Шрифт:
Интервал:
Закладка:
Вдоль Джомтьен-бич тянулись узкие, местами неровные, выщербленные, но все же тротуары, что в Паттайе явление редкое. Улицы мирового центра секс-туризма не рассчитаны на присутствие в городе пешеходов. И действительно, странно увидеть тайца, долго идущего пешком, – все на мотобайках: молодежь, пожилой люд, женщины, мужчины, подростки. А туристам следует нанимать мото-такси, упорно предлагаемые справа и слева, «голосовать» тук-тукам или брать транспорт в аренду. Нечего экономить! Как здесь переходить улицу с беспрерывно летящими двух-, трех– и четырехколесными транспортными средствами, которыми управляют люди, сами, видимо, дорогу пешком ни разу в жизни не пересекавшие, понять невозможно. Можно простоять у «зебры» хоть час, никто не притормозит, чтобы пропустить пешехода. Следует решиться и, сломя голову, броситься поперек потока. Если повезет, приостановится, чтобы не сбить смельчака, мчащийся справа автобус, объедут, не меняя скорости мотобайки. Потом надо перетерпеть свист горячего ветра, образуемого теснотой неумолимого движения, и вновь ринуться, теперь уже, имея опасность слева, физически чувствуя негодование водителей, не берущих тебя, глупого, ни в какой расчет. Светофоры в этом городе предназначены исключительно для транспорта, и если кому-то удается, воспользовавшись остановкой основного потока, пересечь три жаркие полосы и проскочить между байками четвертой, идущей на поворот, то он – счастливчик.
На Джомтьен-бич движение умеренно, можно почти спокойно пересекать улицу, устремляясь к песку и волнам, особенно по утрам.
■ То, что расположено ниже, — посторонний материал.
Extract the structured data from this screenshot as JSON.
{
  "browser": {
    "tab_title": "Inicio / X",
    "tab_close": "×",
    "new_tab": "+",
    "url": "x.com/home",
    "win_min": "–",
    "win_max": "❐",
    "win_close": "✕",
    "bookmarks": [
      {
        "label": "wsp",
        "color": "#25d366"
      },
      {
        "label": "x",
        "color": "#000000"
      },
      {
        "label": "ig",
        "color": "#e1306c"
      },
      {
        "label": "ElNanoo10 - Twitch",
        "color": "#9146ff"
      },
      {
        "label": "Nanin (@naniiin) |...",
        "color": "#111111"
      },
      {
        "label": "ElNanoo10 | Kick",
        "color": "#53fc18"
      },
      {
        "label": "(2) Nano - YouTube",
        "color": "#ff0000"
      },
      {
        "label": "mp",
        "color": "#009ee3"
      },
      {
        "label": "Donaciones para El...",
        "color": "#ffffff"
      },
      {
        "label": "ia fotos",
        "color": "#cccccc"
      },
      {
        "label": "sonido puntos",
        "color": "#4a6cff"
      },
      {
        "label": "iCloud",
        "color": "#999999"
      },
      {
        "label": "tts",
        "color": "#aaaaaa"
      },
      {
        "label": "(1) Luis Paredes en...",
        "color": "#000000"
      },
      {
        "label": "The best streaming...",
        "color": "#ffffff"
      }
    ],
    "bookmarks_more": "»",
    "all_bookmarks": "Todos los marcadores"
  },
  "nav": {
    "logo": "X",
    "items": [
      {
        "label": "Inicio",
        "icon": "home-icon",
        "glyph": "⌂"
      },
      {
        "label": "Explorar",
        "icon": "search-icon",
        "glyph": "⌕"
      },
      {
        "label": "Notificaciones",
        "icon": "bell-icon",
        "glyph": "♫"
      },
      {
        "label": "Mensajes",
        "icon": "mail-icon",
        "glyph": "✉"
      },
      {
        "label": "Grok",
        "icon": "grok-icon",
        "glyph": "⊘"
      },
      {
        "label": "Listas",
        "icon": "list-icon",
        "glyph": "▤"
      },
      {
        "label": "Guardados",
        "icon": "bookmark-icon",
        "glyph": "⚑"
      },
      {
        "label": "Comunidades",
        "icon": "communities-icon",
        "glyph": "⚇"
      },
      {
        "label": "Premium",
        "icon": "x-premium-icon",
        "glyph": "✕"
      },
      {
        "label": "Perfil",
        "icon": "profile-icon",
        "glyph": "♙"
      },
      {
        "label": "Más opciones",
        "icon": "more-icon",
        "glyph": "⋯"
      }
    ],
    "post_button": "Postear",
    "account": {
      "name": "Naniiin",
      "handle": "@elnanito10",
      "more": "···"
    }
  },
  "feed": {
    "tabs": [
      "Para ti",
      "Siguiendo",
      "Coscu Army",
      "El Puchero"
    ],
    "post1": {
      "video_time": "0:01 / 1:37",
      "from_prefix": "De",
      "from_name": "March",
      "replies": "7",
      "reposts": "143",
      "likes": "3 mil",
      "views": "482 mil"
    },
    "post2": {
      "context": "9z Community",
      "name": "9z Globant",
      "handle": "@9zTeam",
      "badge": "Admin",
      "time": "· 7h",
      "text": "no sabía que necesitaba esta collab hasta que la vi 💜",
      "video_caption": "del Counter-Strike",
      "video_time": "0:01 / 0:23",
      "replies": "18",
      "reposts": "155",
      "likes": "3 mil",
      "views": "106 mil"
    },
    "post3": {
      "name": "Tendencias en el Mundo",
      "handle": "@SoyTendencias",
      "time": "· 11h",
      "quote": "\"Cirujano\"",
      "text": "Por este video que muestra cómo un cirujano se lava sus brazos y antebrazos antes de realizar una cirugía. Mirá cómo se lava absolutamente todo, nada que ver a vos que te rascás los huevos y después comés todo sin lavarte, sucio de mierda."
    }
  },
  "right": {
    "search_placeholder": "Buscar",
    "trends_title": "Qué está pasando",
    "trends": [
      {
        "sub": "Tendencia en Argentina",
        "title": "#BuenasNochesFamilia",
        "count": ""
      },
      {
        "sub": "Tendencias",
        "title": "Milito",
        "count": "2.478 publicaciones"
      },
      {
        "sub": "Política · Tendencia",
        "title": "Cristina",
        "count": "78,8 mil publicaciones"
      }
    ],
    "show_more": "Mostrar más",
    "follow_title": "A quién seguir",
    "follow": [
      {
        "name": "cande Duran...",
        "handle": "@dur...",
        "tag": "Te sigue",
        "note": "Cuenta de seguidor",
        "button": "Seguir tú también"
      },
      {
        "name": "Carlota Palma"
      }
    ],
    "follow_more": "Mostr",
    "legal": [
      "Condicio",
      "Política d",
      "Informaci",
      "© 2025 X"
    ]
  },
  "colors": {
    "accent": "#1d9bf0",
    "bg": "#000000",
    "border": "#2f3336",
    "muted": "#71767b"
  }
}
Но раньше завтрака и инъекций я успевала подняться на восьмой, верхний этаж к бассейну, сделать в свежей воде зарядку, с полчаса поваляться в шезлонге на солнышке, наблюдая за птицами и бабочками и слушая аудиозапись очередной книги.
Мне очень хотелось сравнить со своей точку зрения Старика по поводу Мураками. Я принялась, теперь уже глазами, штудировать «1084» и ко второй половине третьей, заключительной, части позволила себе сделать окончательный вывод, что интеллектуал Мураками занимается ликбезом. Иначе зачем так разжевывать последовательность событий, излагая их в многократных повторах? Зачем педалировать чистым пересказом те или иные качества личности? Все давно понятно, но автор в очередной раз, не меняя угла зрения, объясняет что к чему, будто в сериале для домохозяек. Мне совершенно не верилось, что фитнес-тренер Аомаме могла бы читать Пруста. Все равно как, когда в фильме играет не слишком красивая актриса, а все персонажи вокруг буквально поражаются ее ослепительной красоте. Я осилила чтение прустовского «На пути к Свану», но, с трудом преодолев долгую медленность повествования, решила, что к этому чтению следует вернуться лет через десять, помудрев. Ту девушку-фитнес-тренера, вряд ли заинтересовала бы такая литература. Затворничество и Пруст – нечто для очень зрелой личности, обогащенной серьезным интеллектуальным опытом.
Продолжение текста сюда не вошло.